Efficacy, safety, and tolerability of dolutegravir-rilpivirine for the maintenance of virological suppression in adults with HIV-1: phase 3, randomised, non-inferiority SWORD-1 and SWORD-2 studies.
Efficacy, safety, and tolerability of dolutegravir-rilpivirine for the maintenance of virological suppression in adults with HIV-1: phase 3, randomised, non-inferiority SWORD-1 and SWORD-2 studies
Background: Lifelong HIV antiretroviral therapy (ART) has prompted an interest in two-drug regimens to minimise cumulative drug exposure and toxicities. The safety, tolerability, and efficacy of dolutegravir and rilpivirine suggest potential compatibility and effectiveness as a two-drug regimen. We aimed to investigate this two-drug regimen in a phase 3 study.

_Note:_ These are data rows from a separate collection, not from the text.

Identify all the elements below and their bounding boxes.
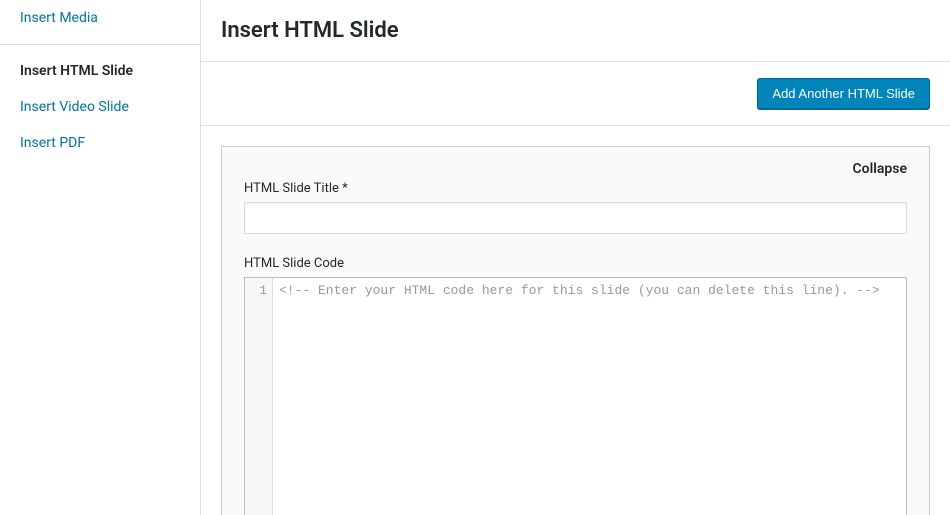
page-title: Insert HTML Slide	[221, 18, 930, 43]
collapse-button[interactable]: Collapse	[853, 161, 907, 177]
html-slide-panel: Collapse HTML Slide Title * HTML Slide C…	[221, 146, 930, 515]
sidebar-item-insert-video-slide[interactable]: Insert Video Slide	[0, 89, 200, 125]
main-content: Insert HTML Slide Add Another HTML Slide…	[201, 0, 950, 515]
code-editor-gutter: 1	[245, 278, 273, 515]
code-editor-textarea[interactable]: <!-- Enter your HTML code here for this …	[273, 278, 906, 515]
sidebar: Insert Media Insert HTML Slide Insert Vi…	[0, 0, 201, 515]
add-another-html-slide-button[interactable]: Add Another HTML Slide	[757, 78, 930, 109]
html-slide-title-input[interactable]	[244, 202, 907, 234]
header: Insert HTML Slide	[201, 0, 950, 62]
sidebar-item-insert-html-slide[interactable]: Insert HTML Slide	[0, 53, 200, 89]
html-slide-code-editor[interactable]: 1 <!-- Enter your HTML code here for thi…	[244, 277, 907, 515]
html-slide-title-label: HTML Slide Title *	[244, 181, 907, 196]
content-scroll-area[interactable]: Collapse HTML Slide Title * HTML Slide C…	[201, 126, 950, 515]
toolbar: Add Another HTML Slide	[201, 62, 950, 126]
line-number: 1	[245, 281, 267, 301]
html-slide-code-label: HTML Slide Code	[244, 256, 907, 271]
sidebar-item-insert-pdf[interactable]: Insert PDF	[0, 125, 200, 161]
sidebar-item-insert-media[interactable]: Insert Media	[0, 0, 200, 36]
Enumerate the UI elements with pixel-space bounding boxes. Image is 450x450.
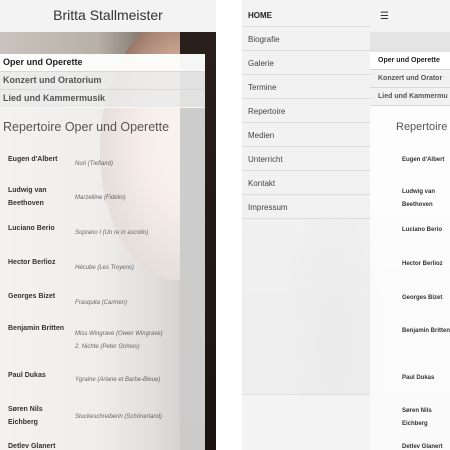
- menu-item-unterricht[interactable]: Unterricht: [242, 148, 370, 171]
- subnav-oper[interactable]: Oper und Operette: [370, 52, 450, 70]
- composer-name: Georges Bizet: [8, 293, 56, 300]
- role-name: Miss Wingrave (Owen Wingrave): [75, 331, 163, 337]
- right-screenshot: ☰ Oper und Operette Konzert und Orator L…: [242, 0, 450, 450]
- repertoire-subnav: Oper und Operette Konzert und Oratorium …: [0, 54, 205, 108]
- composer-name: Paul Dukas: [402, 375, 435, 381]
- composer-name: Benjamin Britten: [402, 328, 450, 334]
- composer-name: Detlev Glanert: [402, 444, 443, 450]
- menu-item-impressum[interactable]: Impressum: [242, 196, 370, 219]
- menu-item-galerie[interactable]: Galerie: [242, 52, 370, 75]
- page-title: Repertoire Op: [396, 121, 450, 133]
- menu-item-biografie[interactable]: Biografie: [242, 28, 370, 51]
- subnav-konzert[interactable]: Konzert und Oratorium: [0, 72, 205, 90]
- subnav-lied[interactable]: Lied und Kammermu: [370, 88, 450, 106]
- composer-name: Detlev Glanert: [8, 443, 56, 450]
- role-name: Marzelline (Fidelio): [75, 195, 126, 201]
- role-name: Nuri (Tiefland): [75, 161, 113, 167]
- composer-name: Eugen d'Albert: [8, 156, 58, 163]
- page-title: Repertoire Oper und Operette: [3, 120, 170, 134]
- subnav-oper[interactable]: Oper und Operette: [0, 54, 205, 72]
- main-content-shifted: Oper und Operette Konzert und Orator Lie…: [370, 52, 450, 450]
- role-name: Soprano I (Un re in ascolto): [75, 230, 149, 236]
- menu-footer-area: [242, 394, 370, 450]
- composer-name: Ludwig van Beethoven: [8, 187, 47, 207]
- role-name: Ygraine (Ariane et Barbe-Bleue): [75, 377, 161, 383]
- menu-item-termine[interactable]: Termine: [242, 76, 370, 99]
- subnav-lied[interactable]: Lied und Kammermusik: [0, 90, 205, 108]
- composer-name: Hector Berlioz: [8, 259, 56, 266]
- composer-name: Søren Nils Eichberg: [8, 406, 43, 426]
- composer-name: Ludwig van Beethoven: [402, 189, 435, 208]
- composer-name: Benjamin Britten: [8, 325, 65, 332]
- composer-name: Paul Dukas: [8, 372, 46, 379]
- site-header: Britta Stallmeister: [0, 0, 216, 32]
- menu-item-medien[interactable]: Medien: [242, 124, 370, 147]
- menu-item-repertoire[interactable]: Repertoire: [242, 100, 370, 123]
- menu-item-home[interactable]: HOME: [242, 4, 370, 27]
- composer-name: Eugen d'Albert: [402, 157, 445, 163]
- composer-name: Georges Bizet: [402, 295, 443, 301]
- menu-item-kontakt[interactable]: Kontakt: [242, 172, 370, 195]
- role-name: Stuckeschreiberin (Schönerland): [75, 414, 163, 420]
- role-name: Frasquita (Carmen): [75, 300, 128, 306]
- side-menu: HOME Biografie Galerie Termine Repertoir…: [242, 0, 370, 450]
- left-screenshot: Britta Stallmeister Oper und Operette Ko…: [0, 0, 216, 450]
- repertoire-content: Repertoire Oper und Operette Eugen d'Alb…: [0, 107, 205, 450]
- composer-name: Søren Nils Eichberg: [402, 408, 432, 427]
- site-title[interactable]: Britta Stallmeister: [0, 7, 216, 23]
- role-name: 2. Nichte (Peter Grimes): [75, 344, 140, 350]
- composer-name: Hector Berlioz: [402, 261, 443, 267]
- subnav-konzert[interactable]: Konzert und Orator: [370, 70, 450, 88]
- composer-name: Luciano Berio: [8, 225, 55, 232]
- role-name: Hécube (Les Troyens): [75, 265, 134, 271]
- hamburger-menu-icon[interactable]: ☰: [380, 11, 389, 22]
- composer-name: Luciano Berio: [402, 227, 443, 233]
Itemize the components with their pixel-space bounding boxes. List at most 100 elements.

Methods: We identically designed SWORD-1 and SWORD-2, which were open-label, parallel-group, multicentre, phase 3, randomised, non-inferiority studies in 12 countries evaluating efficacy and safety of once-daily dolutegravir 50 mg plus rilpivirine 25 mg versus current ART regimen (CAR). We included participants aged 18 years or older who were on first or second ART with stable plasma HIV-1 RNA (viral load <50 copies per mL) for 6 months or longer at screening. We randomly assigned participants (1:1) with stratification by third-agent class, age, and planned participation in a bone mineral density substudy. The primary endpoint was proportion of participants with viral load lower than 50 copies per mL at week 48 among those individuals who received one or more doses of study medication. Investigators monitored adverse events to assess safety. These trials are registered with ClinicalTrials.gov, numbers NCT02429791 (SWORD-1) and NCT02422797 (SWORD-2).
Findings: We screened for participants from April 14, 2015, to Oct 15, 2015, for SWORD-1 and from April 21, 2015, to Sept 25, 2015, for SWORD-2. We randomly assigned 516 participants to dolutegravir-rilpivirine and 512 to continue with CAR. At week 48 (last patient visit was Nov 22, 2016), in the pooled analysis of the intention-to-treat population, 95% of participants had viral loads lower than 50 copies per mL in each group (486 of 513 in the dolutegravir-rilpivirine group vs 485 of 511 in the CAR group), with an adjusted treatment difference of −0·2% (95% CI −3·0 to 2·5) and showed non-inferiority with a predefined margin of −8%. 395 (77%) of 513 participants in the dolutegravir-rilpivirine group and 364 (71%) of 511 participants in the CAR group reported adverse events. The most common adverse events were nasopharyngitis (49 [10%] for dolutegravir-rilpivirine vs 50 [10%] for CAR) and headache (41 [8%] vs 23 [5%]). More participants taking dolutegravir-rilpivirine (17 [3%]) reported adverse events leading to withdrawal than did participants taking CAR (three [<1%]).
Interpretation: Dolutegravir-rilpivirine was non-inferior to CAR over 48 weeks in participants with HIV suppression and showed a safety profile consistent with its components.
Results support the use of this two-drug regimen to maintain HIV suppression.
Funding: ViiV Healthcare and Janssen Pharmaceutica NV.